"GOT", but the "O" is a cute, smiling pufferfish. Index | Thread | Search

From:
Stefan Sperling <stsp@stsp.name>
Subject:
Re: cleanup: always remove redundant packs
To:
Omar Polo <op@omarpolo.com>
Cc:
gameoftrees@openbsd.org
Date:
Sun, 22 Oct 2023 21:14:27 +0200

Download raw body.

Thread
On Sun, Oct 22, 2023 at 08:40:13PM +0200, Omar Polo wrote:
> stsp reported that `gotadmin pack -a && gotadmin cleanup' wasn't working
> in one case since rsync was constantly messing with mtime.
> 
> looking closely, I don't think we have to treat "recentish" pack files
> in a special way.  If they're redundant, they can go, regardless of when
> they were created.
> 
> I've taken a quick look at git' builtin/repack.c and it doesn't seem to
> care about the {c,m}time of pack files.  From another quick look, gotd
> should be fine too.
> 
> I probably got over-cautious and copied the loose object time check,
> with for packs is not needed.  If a pack is redundant, all of its
> contents are already available in the repository so there's nothing to
> loose by removing it.  Loose object instead may be installed and only
> later being pointed by a reference, so we still need the creation check.
> 
> ok?

traversed_ids is shared between repo_purge_unreferenced_loose_objects()
and repo_purge_redundant_packfiles().

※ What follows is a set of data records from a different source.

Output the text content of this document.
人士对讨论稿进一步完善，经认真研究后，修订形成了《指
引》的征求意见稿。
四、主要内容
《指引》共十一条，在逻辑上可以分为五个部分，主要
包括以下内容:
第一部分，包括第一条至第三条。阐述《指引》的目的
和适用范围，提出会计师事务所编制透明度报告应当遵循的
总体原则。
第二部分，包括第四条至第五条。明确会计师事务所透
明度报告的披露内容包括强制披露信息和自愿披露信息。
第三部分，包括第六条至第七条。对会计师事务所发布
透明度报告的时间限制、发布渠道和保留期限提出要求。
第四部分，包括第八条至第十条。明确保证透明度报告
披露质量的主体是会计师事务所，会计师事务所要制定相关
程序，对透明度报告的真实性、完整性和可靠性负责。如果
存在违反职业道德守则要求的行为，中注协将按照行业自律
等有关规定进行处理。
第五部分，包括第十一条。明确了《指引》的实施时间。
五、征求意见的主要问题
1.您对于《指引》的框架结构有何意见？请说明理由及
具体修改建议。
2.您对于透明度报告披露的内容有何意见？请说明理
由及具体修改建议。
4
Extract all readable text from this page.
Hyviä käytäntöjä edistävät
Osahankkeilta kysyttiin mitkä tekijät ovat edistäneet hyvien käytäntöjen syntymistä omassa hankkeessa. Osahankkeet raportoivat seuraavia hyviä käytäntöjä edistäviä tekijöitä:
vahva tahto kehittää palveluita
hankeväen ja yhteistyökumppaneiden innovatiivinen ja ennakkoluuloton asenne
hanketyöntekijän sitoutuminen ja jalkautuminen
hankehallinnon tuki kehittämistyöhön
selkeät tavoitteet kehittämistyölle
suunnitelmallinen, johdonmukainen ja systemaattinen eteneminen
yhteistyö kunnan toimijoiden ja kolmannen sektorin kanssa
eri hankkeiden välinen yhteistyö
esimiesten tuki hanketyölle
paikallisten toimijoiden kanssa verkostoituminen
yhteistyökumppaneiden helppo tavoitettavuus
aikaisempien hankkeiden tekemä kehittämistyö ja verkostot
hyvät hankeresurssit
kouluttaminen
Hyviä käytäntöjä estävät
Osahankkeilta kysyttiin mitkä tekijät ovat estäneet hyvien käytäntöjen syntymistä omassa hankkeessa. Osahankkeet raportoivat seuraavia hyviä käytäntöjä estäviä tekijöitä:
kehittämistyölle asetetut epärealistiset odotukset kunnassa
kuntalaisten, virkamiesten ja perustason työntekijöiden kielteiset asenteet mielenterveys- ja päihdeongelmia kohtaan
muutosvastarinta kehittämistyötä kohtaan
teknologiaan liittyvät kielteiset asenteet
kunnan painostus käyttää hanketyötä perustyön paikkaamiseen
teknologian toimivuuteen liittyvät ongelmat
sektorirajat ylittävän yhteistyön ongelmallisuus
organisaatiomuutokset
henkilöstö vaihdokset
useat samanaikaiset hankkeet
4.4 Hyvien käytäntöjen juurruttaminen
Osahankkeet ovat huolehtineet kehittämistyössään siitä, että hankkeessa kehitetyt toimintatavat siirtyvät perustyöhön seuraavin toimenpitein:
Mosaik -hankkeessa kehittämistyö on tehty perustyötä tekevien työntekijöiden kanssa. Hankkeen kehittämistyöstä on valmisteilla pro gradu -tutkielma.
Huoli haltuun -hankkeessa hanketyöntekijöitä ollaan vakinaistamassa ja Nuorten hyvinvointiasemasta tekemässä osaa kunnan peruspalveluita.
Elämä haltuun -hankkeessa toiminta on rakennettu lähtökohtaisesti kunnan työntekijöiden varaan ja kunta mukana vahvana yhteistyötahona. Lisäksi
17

And loose objects are traversed first.
Which probably means that a pack file composed of objects that all exist as
loose objects will be considered redundant and deleted.

I suspect without the timestamp check creating a pack file and running
cleanup concurrently can now result in a race where the newly created
pack file is deleted. I would suggest to use separate travered_ids sets
for loose objects and for pack files to avoid this issue.